Hitler hatte ja schon öffentlich im Zuge des Ulmer Reichswehrprozesses von 1930 angekündigt, das er gedenkt die Macht legal zu ergreifen, um dann anschließend den Staat in einer Form zu gießen, die seinen Vorstellungen entspräche. Das hat ganz offenkundig niemand besonders aufgehorchen lassen.
"Niemand" ist jetzt etwas übertrieben - es hat im Gegenteil viele Leute gegeben, die Hitlers Reden kritisch analysiert haben, seine Absichten erkannt und abgelehnt haben.
Und wie Du schon selber sagtest: Eine Mehrheit hat ihn eben nicht (direkt) gewählt.
Andererseits ist es ja nicht unüblich, daß Politiker (gerade so populistisch auftretende) auf Versammlungen groß das Maul aufreißen, riesige Veränderungen versprechen - um dann im Amt eben nur die kleinen Brötchen zu backen, die realistisch möglich sind.
Es gibt auch heute Wähler, die wählen Politiker, deren Forderungen sie für übertrieben und unrealistisch halten - mit Begründungen à la "so komplett wird es eh nicht umgesetzt, geht aber in die richtige Richtung" oder "Hauptsache der Laden wird mal aufgemischt".
Und es ist auch eine übliche und oft erfolgreiche Strategie des "Establishments", solche Maulhelden-Politiker ganz bewußt ins Amt zu lassen in der Erwartung, daß die dann angesichts der Beschränkungen ihrer Möglichkeiten gar nicht liefern können, was ihre Anhänger erwarten.
Das Amt des Reichskanzlers war ja nun eigentlich gar nicht so mächtig.

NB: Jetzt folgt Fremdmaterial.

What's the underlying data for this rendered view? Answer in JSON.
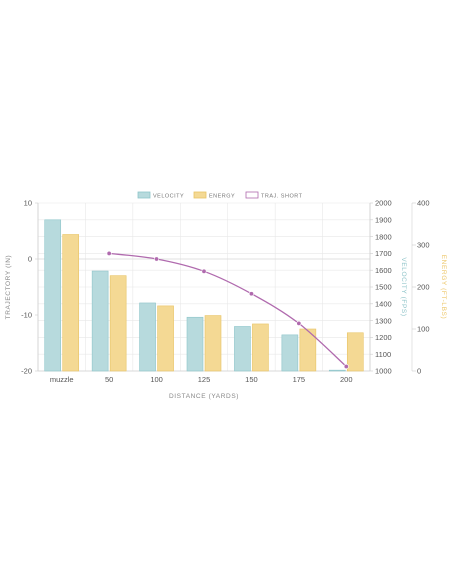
{
  "chart_data": {
    "type": "bar",
    "categories": [
      "muzzle",
      "50",
      "100",
      "125",
      "150",
      "175",
      "200"
    ],
    "xlabel": "DISTANCE (YARDS)",
    "series": [
      {
        "name": "VELOCITY",
        "type": "bar",
        "axis": "velocity",
        "values": [
          1900,
          1595,
          1405,
          1320,
          1265,
          1215,
          1005
        ]
      },
      {
        "name": "ENERGY",
        "type": "bar",
        "axis": "energy",
        "values": [
          325,
          227,
          155,
          132,
          112,
          100,
          91
        ]
      },
      {
        "name": "TRAJ. SHORT",
        "type": "line",
        "axis": "trajectory",
        "values": [
          null,
          1.0,
          0.0,
          -2.2,
          -6.2,
          -11.5,
          -19.2
        ]
      }
    ],
    "axes": {
      "trajectory": {
        "label": "TRAJECTORY (IN)",
        "range": [
          -20,
          10
        ],
        "ticks": [
          10,
          0,
          -10,
          -20
        ]
      },
      "velocity": {
        "label": "VELOCITY (FPS)",
        "range": [
          1000,
          2000
        ],
        "ticks": [
          2000,
          1900,
          1800,
          1700,
          1600,
          1500,
          1400,
          1300,
          1200,
          1100,
          1000
        ]
      },
      "energy": {
        "label": "ENERGY (FT-LBS)",
        "range": [
          0,
          400
        ],
        "ticks": [
          400,
          300,
          200,
          100,
          0
        ]
      }
    },
    "legend_position": "top-center",
    "grid": true
  },
  "colors": {
    "velocity_fill": "#b7dadd",
    "velocity_stroke": "#8ec5ca",
    "energy_fill": "#f4d994",
    "energy_stroke": "#e8c465",
    "trajectory_line": "#b06aae",
    "trajectory_axis_text": "#888888",
    "velocity_axis_text": "#8fc4c9",
    "energy_axis_text": "#edc76b",
    "grid": "#e8e8e8"
  }
}
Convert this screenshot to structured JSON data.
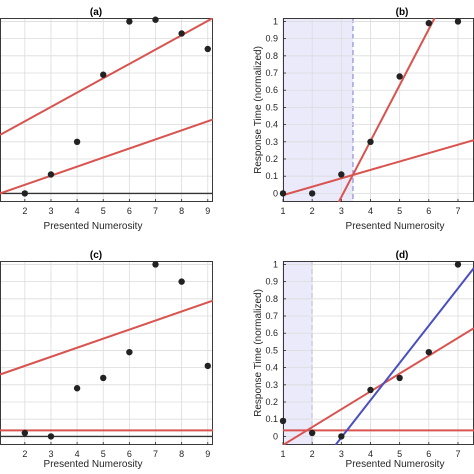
{
  "chart_data": [
    {
      "type": "scatter",
      "panel_label": "(a)",
      "xlabel": "Presented Numerosity",
      "ylabel": "",
      "xticks": [
        2,
        3,
        4,
        5,
        6,
        7,
        8,
        9
      ],
      "xlim": [
        1.05,
        9.2
      ],
      "ylim": [
        -0.05,
        1.02
      ],
      "grid": true,
      "baseline_y": 0,
      "points": [
        {
          "x": 2,
          "y": 0.0
        },
        {
          "x": 3,
          "y": 0.11
        },
        {
          "x": 4,
          "y": 0.3
        },
        {
          "x": 5,
          "y": 0.69
        },
        {
          "x": 6,
          "y": 1.0
        },
        {
          "x": 7,
          "y": 1.01
        },
        {
          "x": 8,
          "y": 0.93
        },
        {
          "x": 9,
          "y": 0.84
        }
      ],
      "fit_lines": [
        {
          "color": "#d9534f",
          "p1": [
            1.05,
            0.34
          ],
          "p2": [
            9.2,
            1.02
          ]
        },
        {
          "color": "#d9534f",
          "p1": [
            1.05,
            0.0
          ],
          "p2": [
            9.2,
            0.43
          ]
        }
      ]
    },
    {
      "type": "scatter",
      "panel_label": "(b)",
      "xlabel": "Presented Numerosity",
      "ylabel": "Response Time (normalized)",
      "xticks": [
        1,
        2,
        3,
        4,
        5,
        6,
        7
      ],
      "yticks": [
        "0",
        "0.1",
        "0.2",
        "0.3",
        "0.4",
        "0.5",
        "0.6",
        "0.7",
        "0.8",
        "0.9",
        "1"
      ],
      "xlim": [
        1,
        7.55
      ],
      "ylim": [
        -0.05,
        1.02
      ],
      "grid": true,
      "shade": {
        "from": 1,
        "to": 3.4,
        "color": "#e6e6fa"
      },
      "points": [
        {
          "x": 1,
          "y": 0.0
        },
        {
          "x": 2,
          "y": 0.0
        },
        {
          "x": 3,
          "y": 0.11
        },
        {
          "x": 4,
          "y": 0.3
        },
        {
          "x": 5,
          "y": 0.68
        },
        {
          "x": 6,
          "y": 0.99
        },
        {
          "x": 7,
          "y": 1.0
        }
      ],
      "fit_lines": [
        {
          "color": "#d9534f",
          "p1": [
            1,
            -0.01
          ],
          "p2": [
            7.55,
            0.31
          ]
        },
        {
          "color": "#d9534f",
          "p1": [
            2.85,
            -0.07
          ],
          "p2": [
            6.2,
            1.02
          ]
        }
      ]
    },
    {
      "type": "scatter",
      "panel_label": "(c)",
      "xlabel": "Presented Numerosity",
      "ylabel": "",
      "xticks": [
        2,
        3,
        4,
        5,
        6,
        7,
        8,
        9
      ],
      "xlim": [
        1.05,
        9.2
      ],
      "ylim": [
        -0.05,
        1.02
      ],
      "grid": true,
      "baseline_y": 0,
      "points": [
        {
          "x": 2,
          "y": 0.02
        },
        {
          "x": 3,
          "y": 0.0
        },
        {
          "x": 4,
          "y": 0.28
        },
        {
          "x": 5,
          "y": 0.34
        },
        {
          "x": 6,
          "y": 0.49
        },
        {
          "x": 7,
          "y": 1.0
        },
        {
          "x": 8,
          "y": 0.9
        },
        {
          "x": 9,
          "y": 0.41
        }
      ],
      "fit_lines": [
        {
          "color": "#d9534f",
          "p1": [
            1.05,
            0.36
          ],
          "p2": [
            9.2,
            0.79
          ]
        },
        {
          "color": "#d9534f",
          "p1": [
            1.05,
            0.035
          ],
          "p2": [
            9.2,
            0.035
          ]
        }
      ]
    },
    {
      "type": "scatter",
      "panel_label": "(d)",
      "xlabel": "Presented Numerosity",
      "ylabel": "Response Time (normalized)",
      "xticks": [
        1,
        2,
        3,
        4,
        5,
        6,
        7
      ],
      "yticks": [
        "0",
        "0.1",
        "0.2",
        "0.3",
        "0.4",
        "0.5",
        "0.6",
        "0.7",
        "0.8",
        "0.9",
        "1"
      ],
      "xlim": [
        1,
        7.55
      ],
      "ylim": [
        -0.05,
        1.02
      ],
      "grid": true,
      "shade": {
        "from": 1,
        "to": 2.0,
        "color": "#e6e6fa"
      },
      "points": [
        {
          "x": 1,
          "y": 0.09
        },
        {
          "x": 2,
          "y": 0.02
        },
        {
          "x": 3,
          "y": 0.0
        },
        {
          "x": 4,
          "y": 0.27
        },
        {
          "x": 5,
          "y": 0.34
        },
        {
          "x": 6,
          "y": 0.49
        },
        {
          "x": 7,
          "y": 1.0
        }
      ],
      "fit_lines": [
        {
          "color": "#d9534f",
          "p1": [
            1,
            -0.05
          ],
          "p2": [
            7.55,
            0.63
          ]
        },
        {
          "color": "#d9534f",
          "p1": [
            1,
            0.035
          ],
          "p2": [
            7.55,
            0.035
          ]
        },
        {
          "color": "#4b4fbf",
          "p1": [
            2.8,
            -0.05
          ],
          "p2": [
            7.55,
            0.98
          ]
        }
      ]
    }
  ]
}
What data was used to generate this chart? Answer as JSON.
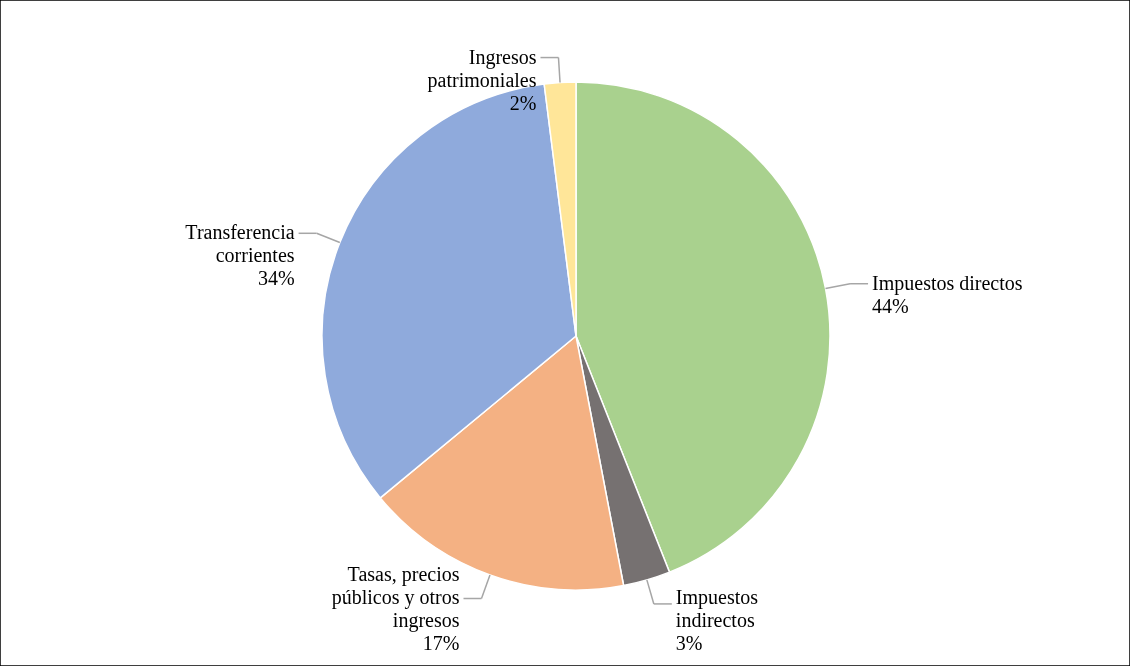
{
  "chart_data": {
    "type": "pie",
    "categories": [
      "Impuestos directos",
      "Impuestos indirectos",
      "Tasas, precios públicos y otros ingresos",
      "Transferencia corrientes",
      "Ingresos patrimoniales"
    ],
    "values": [
      44,
      3,
      17,
      34,
      2
    ],
    "colors": [
      "#a9d18e",
      "#767171",
      "#f4b183",
      "#8faadc",
      "#ffe699"
    ],
    "value_labels": [
      "44%",
      "3%",
      "17%",
      "34%",
      "2%"
    ]
  }
}
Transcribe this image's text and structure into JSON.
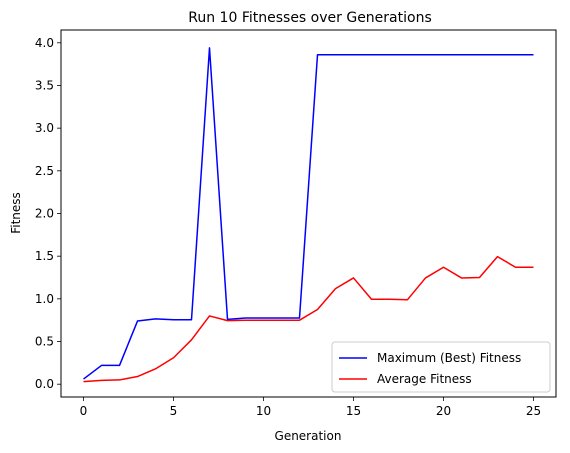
{
  "chart_data": {
    "type": "line",
    "title": "Run 10 Fitnesses over Generations",
    "xlabel": "Generation",
    "ylabel": "Fitness",
    "xlim": [
      -1.25,
      26.25
    ],
    "ylim": [
      -0.15,
      4.15
    ],
    "xticks": [
      0,
      5,
      10,
      15,
      20,
      25
    ],
    "xtick_labels": [
      "0",
      "5",
      "10",
      "15",
      "20",
      "25"
    ],
    "yticks": [
      0.0,
      0.5,
      1.0,
      1.5,
      2.0,
      2.5,
      3.0,
      3.5,
      4.0
    ],
    "ytick_labels": [
      "0.0",
      "0.5",
      "1.0",
      "1.5",
      "2.0",
      "2.5",
      "3.0",
      "3.5",
      "4.0"
    ],
    "grid": false,
    "legend_position": "lower-right",
    "x": [
      0,
      1,
      2,
      3,
      4,
      5,
      6,
      7,
      8,
      9,
      10,
      11,
      12,
      13,
      14,
      15,
      16,
      17,
      18,
      19,
      20,
      21,
      22,
      23,
      24,
      25
    ],
    "series": [
      {
        "name": "Maximum (Best) Fitness",
        "color": "#0000ff",
        "values": [
          0.06,
          0.22,
          0.22,
          0.74,
          0.765,
          0.755,
          0.755,
          3.94,
          0.76,
          0.775,
          0.775,
          0.775,
          0.775,
          3.86,
          3.86,
          3.86,
          3.86,
          3.86,
          3.86,
          3.86,
          3.86,
          3.86,
          3.86,
          3.86,
          3.86,
          3.86
        ]
      },
      {
        "name": "Average Fitness",
        "color": "#ff0000",
        "values": [
          0.03,
          0.045,
          0.05,
          0.09,
          0.18,
          0.31,
          0.52,
          0.8,
          0.745,
          0.75,
          0.75,
          0.75,
          0.75,
          0.875,
          1.12,
          1.245,
          0.995,
          0.995,
          0.99,
          1.245,
          1.37,
          1.245,
          1.25,
          1.495,
          1.37,
          1.37
        ]
      }
    ]
  }
}
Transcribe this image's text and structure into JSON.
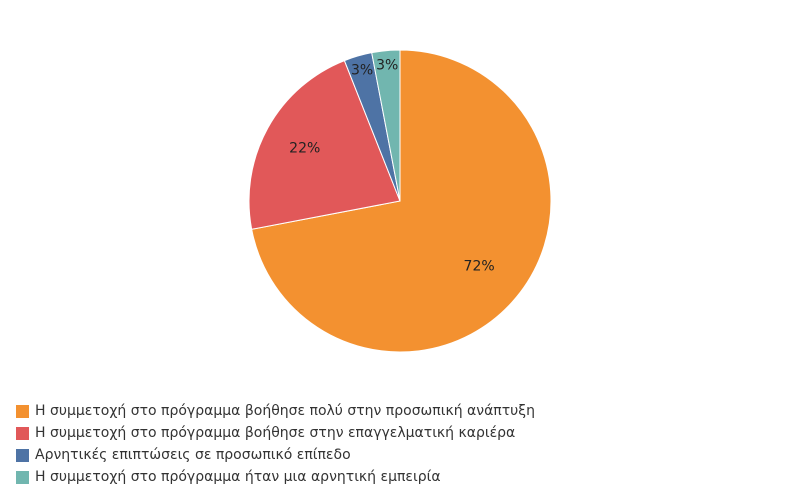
{
  "chart_data": {
    "type": "pie",
    "title": "",
    "categories": [
      "Η συμμετοχή στο πρόγραμμα βοήθησε πολύ στην προσωπική ανάπτυξη",
      "Η συμμετοχή στο πρόγραμμα βοήθησε στην επαγγελματική καριέρα",
      "Αρνητικές επιπτώσεις σε προσωπικό επίπεδο",
      "Η συμμετοχή στο πρόγραμμα ήταν μια αρνητική εμπειρία"
    ],
    "values": [
      72,
      22,
      3,
      3
    ],
    "labels": [
      "72%",
      "22%",
      "3%",
      "3%"
    ],
    "colors": [
      "#F39130",
      "#E15859",
      "#4E73A5",
      "#71B6AF"
    ],
    "legend_position": "bottom-left"
  }
}
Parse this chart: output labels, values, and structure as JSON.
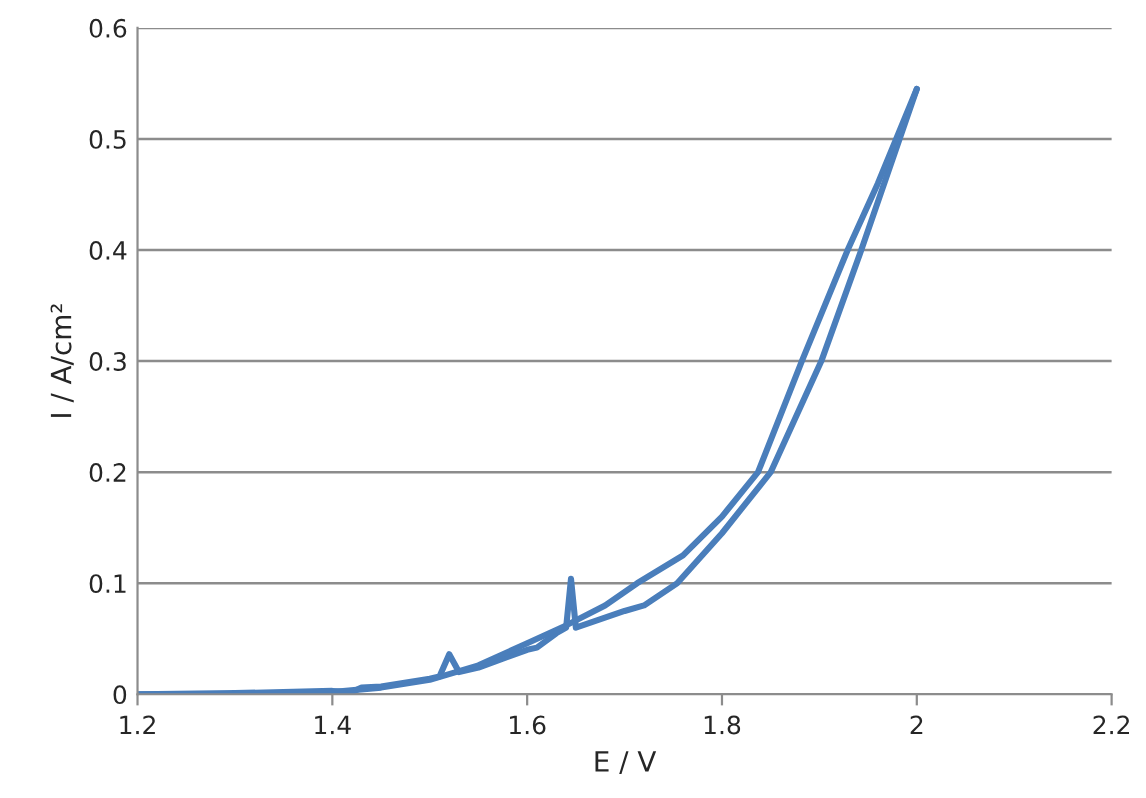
{
  "chart_data": {
    "type": "line",
    "xlabel": "E / V",
    "ylabel": "I / A/cm²",
    "series": [
      {
        "color": "#4a7ebb",
        "x": [
          1.2,
          1.3,
          1.4,
          1.42,
          1.43,
          1.45,
          1.5,
          1.51,
          1.52,
          1.53,
          1.55,
          1.6,
          1.61,
          1.63,
          1.64,
          1.645,
          1.65,
          1.7,
          1.72,
          1.754,
          1.8,
          1.85,
          1.902,
          1.943,
          2.0
        ],
        "values": [
          0,
          0.001,
          0.003,
          0.002,
          0.006,
          0.007,
          0.014,
          0.016,
          0.036,
          0.02,
          0.024,
          0.04,
          0.042,
          0.055,
          0.06,
          0.104,
          0.06,
          0.075,
          0.08,
          0.1,
          0.145,
          0.2,
          0.3,
          0.4,
          0.545
        ]
      },
      {
        "color": "#4a7ebb",
        "x": [
          2.0,
          1.96,
          1.929,
          1.882,
          1.837,
          1.8,
          1.76,
          1.713,
          1.68,
          1.64,
          1.6,
          1.55,
          1.5,
          1.45,
          1.4,
          1.3,
          1.2
        ],
        "values": [
          0.545,
          0.46,
          0.4,
          0.3,
          0.2,
          0.16,
          0.125,
          0.1,
          0.08,
          0.062,
          0.046,
          0.026,
          0.013,
          0.006,
          0.002,
          0,
          0
        ]
      }
    ],
    "xlim": [
      1.2,
      2.2
    ],
    "xticks": [
      1.2,
      1.4,
      1.6,
      1.8,
      2,
      2.2
    ],
    "ylim": [
      0,
      0.6
    ],
    "yticks": [
      0,
      0.1,
      0.2,
      0.3,
      0.4,
      0.5,
      0.6
    ],
    "grid": "y",
    "marker": "none",
    "line_style": "solid",
    "legend": false
  }
}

Von seinen juristischen Kompetenzen her bot es keine Möglichkeit der Diktatur.
Da nun Hitler von den Wählerstimmen her eigentlich der legitime Kandidat war - da war es schon naheliegend, ihn dann auch machen zu lassen.
Das Problem war nur, daß "das Estasblishment" viel zu schwach, uneinig, führerlos und ziellos war, um Hitler anschließend wirklich auf die Grenzen seines Amtes festzunageln.
Hitler zu ernennen, um ihn dann als Verfassungsbrecher rauszuschmeißen, sobald er die Kompetenzen seines Amtes überschreitet - das wäre gut möglich gewesen.
Aber dazu fehlten bei Hindenburg und seinem Umfeld die Substanz und der Durchsetzungswille.